EmitenNews.com - Harga emas naik mendekati USD4.600 per ons pada perdagangan hari Selasa (19/5) seiring meningkatnya harapan bahwa AS dan Iran mungkin akan kembali bernegosiasi, yang membantu meredakan beberapa kekhawatiran inflasi. Hal ini menandai sesi penguatan kedua berturut-turut, sekaligus memvalidasi area USD4.540 minggu lalu sebagai zona dukungan taktis yang solid.

Dipantau dari laman Dewan Emas Dunia (World Gold Council) harga emas pagi ini naik ke level USD4,569.88 per ons. Sedangkan di laman GoldPrices sebesar USD4.566,55, naik 0,78%.

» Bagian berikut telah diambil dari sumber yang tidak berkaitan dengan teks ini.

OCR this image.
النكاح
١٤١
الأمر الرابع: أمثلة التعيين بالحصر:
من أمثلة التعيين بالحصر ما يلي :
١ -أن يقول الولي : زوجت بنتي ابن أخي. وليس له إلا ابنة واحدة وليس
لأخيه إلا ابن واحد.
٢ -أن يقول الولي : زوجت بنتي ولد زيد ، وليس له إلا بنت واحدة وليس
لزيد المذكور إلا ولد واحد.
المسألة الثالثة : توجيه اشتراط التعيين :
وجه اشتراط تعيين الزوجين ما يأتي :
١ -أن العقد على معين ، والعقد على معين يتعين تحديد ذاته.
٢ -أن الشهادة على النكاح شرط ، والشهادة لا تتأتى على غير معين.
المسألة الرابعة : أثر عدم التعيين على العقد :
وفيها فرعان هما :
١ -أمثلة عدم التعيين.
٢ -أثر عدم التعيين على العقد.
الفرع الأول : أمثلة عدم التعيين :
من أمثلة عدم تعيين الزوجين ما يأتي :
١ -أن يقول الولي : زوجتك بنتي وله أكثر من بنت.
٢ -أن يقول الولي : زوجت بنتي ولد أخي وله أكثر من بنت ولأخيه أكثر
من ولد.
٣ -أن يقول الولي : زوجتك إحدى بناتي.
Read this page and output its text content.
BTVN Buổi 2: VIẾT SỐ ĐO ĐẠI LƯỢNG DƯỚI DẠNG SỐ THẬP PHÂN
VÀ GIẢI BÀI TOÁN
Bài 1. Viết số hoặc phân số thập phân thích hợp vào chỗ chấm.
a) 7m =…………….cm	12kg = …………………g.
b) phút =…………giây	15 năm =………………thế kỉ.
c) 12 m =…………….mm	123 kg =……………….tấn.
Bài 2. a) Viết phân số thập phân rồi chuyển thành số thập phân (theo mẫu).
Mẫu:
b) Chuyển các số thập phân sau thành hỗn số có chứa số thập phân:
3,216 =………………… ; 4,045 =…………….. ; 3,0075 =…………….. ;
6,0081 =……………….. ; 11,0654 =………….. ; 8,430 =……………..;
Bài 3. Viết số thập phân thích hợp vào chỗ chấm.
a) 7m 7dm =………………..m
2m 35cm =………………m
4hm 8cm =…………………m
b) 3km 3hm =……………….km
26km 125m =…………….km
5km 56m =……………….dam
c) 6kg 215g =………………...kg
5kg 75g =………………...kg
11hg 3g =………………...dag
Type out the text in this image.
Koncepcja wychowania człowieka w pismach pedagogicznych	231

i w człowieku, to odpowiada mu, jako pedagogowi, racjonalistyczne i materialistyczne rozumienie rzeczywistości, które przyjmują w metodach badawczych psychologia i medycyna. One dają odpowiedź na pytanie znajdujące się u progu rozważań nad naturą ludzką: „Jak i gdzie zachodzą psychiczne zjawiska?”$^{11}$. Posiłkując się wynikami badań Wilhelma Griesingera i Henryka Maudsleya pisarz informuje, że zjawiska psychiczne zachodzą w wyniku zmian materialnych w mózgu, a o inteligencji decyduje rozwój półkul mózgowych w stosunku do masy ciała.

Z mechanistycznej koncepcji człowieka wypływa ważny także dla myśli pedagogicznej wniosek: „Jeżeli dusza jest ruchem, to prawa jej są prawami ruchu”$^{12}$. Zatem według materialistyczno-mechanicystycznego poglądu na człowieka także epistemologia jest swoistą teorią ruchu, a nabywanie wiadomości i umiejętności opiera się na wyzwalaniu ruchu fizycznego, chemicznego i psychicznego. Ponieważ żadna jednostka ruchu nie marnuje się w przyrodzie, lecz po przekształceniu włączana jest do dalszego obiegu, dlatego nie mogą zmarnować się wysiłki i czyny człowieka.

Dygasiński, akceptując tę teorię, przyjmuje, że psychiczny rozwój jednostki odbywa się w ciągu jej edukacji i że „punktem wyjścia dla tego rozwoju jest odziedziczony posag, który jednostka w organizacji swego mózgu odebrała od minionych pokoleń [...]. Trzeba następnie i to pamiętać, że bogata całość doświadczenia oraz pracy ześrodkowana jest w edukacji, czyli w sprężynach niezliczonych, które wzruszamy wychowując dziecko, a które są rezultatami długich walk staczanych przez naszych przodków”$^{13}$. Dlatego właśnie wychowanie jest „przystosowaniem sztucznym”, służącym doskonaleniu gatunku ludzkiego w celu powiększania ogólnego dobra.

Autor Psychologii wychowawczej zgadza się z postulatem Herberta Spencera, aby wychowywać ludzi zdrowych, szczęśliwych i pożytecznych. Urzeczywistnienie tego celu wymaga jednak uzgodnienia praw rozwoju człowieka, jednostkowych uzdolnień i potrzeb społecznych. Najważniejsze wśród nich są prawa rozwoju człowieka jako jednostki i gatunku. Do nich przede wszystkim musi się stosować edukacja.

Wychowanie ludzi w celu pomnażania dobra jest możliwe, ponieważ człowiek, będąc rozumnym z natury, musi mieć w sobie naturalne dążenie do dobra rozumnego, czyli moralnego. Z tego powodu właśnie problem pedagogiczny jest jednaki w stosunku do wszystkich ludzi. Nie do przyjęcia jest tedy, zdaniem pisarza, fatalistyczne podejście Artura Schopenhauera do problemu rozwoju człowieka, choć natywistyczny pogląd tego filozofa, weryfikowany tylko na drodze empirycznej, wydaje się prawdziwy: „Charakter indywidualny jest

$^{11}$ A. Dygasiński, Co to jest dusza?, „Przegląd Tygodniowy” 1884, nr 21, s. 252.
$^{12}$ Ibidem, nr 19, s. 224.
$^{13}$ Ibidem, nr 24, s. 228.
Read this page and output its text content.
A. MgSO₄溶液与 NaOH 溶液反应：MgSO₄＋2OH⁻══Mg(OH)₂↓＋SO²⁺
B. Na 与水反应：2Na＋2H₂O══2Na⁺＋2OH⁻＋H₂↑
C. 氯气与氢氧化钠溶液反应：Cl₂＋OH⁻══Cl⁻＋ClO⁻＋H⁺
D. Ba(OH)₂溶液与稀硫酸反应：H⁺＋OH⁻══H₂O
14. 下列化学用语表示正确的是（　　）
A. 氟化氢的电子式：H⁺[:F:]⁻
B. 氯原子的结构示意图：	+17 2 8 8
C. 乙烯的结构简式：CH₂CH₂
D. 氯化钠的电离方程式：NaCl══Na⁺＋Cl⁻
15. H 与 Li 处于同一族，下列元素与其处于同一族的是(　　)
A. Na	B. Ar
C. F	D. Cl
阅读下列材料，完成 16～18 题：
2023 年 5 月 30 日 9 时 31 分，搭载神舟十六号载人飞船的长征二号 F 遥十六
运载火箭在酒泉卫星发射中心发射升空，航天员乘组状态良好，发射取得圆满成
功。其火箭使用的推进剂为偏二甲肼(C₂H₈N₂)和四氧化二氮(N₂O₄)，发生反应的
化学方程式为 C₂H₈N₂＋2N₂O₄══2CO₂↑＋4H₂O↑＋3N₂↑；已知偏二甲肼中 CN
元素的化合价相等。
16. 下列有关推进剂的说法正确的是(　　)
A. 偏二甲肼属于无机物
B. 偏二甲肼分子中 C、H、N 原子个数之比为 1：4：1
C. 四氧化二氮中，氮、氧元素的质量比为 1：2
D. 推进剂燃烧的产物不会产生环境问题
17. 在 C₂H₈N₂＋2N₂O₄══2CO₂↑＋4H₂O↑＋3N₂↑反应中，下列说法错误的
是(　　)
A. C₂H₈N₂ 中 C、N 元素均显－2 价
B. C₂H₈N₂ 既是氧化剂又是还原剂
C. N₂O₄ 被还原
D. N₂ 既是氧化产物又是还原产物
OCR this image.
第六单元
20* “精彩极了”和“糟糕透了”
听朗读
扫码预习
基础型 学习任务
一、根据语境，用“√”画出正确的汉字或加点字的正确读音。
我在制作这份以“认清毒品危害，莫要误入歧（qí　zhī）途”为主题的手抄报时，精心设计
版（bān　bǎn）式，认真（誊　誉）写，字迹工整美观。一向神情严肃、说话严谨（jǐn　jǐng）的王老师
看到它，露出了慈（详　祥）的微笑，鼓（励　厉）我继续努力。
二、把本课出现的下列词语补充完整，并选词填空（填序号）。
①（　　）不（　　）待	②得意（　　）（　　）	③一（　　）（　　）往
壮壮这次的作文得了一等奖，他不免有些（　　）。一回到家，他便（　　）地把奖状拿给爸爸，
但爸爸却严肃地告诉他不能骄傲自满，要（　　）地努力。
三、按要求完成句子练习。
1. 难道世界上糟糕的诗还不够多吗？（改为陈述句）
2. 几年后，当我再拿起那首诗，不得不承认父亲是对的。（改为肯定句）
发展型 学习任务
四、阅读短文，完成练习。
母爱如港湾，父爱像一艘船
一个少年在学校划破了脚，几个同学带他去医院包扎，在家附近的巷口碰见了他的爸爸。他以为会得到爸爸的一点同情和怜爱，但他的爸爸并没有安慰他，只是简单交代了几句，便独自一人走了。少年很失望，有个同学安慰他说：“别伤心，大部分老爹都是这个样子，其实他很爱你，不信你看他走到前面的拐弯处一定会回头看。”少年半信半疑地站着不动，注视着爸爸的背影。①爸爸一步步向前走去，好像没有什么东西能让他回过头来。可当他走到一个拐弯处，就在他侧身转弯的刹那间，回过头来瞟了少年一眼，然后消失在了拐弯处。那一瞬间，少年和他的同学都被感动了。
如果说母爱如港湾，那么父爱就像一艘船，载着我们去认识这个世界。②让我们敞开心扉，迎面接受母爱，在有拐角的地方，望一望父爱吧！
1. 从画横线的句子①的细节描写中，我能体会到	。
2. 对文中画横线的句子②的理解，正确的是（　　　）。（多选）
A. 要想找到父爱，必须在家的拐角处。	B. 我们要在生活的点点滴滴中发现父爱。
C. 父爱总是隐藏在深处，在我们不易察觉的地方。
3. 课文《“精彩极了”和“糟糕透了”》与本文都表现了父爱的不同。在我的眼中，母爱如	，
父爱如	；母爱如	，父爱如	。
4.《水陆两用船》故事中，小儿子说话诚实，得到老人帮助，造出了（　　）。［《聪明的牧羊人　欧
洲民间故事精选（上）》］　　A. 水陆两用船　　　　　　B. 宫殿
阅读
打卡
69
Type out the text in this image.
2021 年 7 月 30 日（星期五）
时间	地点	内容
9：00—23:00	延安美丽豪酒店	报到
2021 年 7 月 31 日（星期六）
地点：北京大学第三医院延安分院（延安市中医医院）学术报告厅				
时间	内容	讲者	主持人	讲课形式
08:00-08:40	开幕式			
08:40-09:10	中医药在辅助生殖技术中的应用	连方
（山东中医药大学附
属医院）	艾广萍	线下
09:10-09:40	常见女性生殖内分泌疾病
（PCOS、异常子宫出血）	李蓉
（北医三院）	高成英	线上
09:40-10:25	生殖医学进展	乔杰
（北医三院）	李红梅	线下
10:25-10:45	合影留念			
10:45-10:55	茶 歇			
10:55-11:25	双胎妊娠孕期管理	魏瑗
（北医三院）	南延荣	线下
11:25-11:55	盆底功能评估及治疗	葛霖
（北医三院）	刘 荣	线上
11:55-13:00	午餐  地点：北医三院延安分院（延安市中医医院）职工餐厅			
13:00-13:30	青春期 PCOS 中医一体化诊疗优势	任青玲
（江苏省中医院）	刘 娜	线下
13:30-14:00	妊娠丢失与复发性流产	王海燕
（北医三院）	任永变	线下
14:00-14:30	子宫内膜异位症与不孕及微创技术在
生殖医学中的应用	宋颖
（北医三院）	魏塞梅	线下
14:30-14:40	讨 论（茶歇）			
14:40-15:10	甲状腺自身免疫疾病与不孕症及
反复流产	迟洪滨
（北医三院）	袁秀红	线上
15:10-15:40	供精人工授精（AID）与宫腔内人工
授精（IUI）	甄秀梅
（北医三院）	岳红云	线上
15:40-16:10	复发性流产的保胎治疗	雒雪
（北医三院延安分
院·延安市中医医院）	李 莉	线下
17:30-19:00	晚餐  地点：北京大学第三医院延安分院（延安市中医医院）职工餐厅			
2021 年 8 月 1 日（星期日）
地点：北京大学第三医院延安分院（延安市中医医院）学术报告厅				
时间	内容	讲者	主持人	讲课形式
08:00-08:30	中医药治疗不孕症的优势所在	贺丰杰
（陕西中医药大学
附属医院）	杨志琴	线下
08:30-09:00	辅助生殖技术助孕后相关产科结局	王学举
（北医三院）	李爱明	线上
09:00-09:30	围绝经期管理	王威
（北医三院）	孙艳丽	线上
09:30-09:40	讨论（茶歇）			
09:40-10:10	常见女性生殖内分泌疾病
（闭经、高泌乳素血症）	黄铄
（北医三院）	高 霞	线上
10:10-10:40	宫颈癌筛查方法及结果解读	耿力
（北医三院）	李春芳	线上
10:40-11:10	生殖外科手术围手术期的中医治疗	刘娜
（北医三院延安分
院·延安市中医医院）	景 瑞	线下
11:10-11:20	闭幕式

Presiden Donald Trump mengatakan ia menangguhkan rencana serangan terhadap Iran yang dijadwalkan pada hari Selasa setelah adanya permohonan dari Arab Saudi, Qatar, dan UEA, dengan mengatakan bahwa negara-negara Teluk percaya kesepakatan dengan Teheran yang memuaskan Washington masih dapat dicapai.

Emas telah menghadapi tekanan sejak pecahnya konflik Timur Tengah, karena melonjaknya harga minyak memperparah kekhawatiran inflasi dan memperkuat ekspektasi kenaikan suku bunga bank sentral lebih lanjut.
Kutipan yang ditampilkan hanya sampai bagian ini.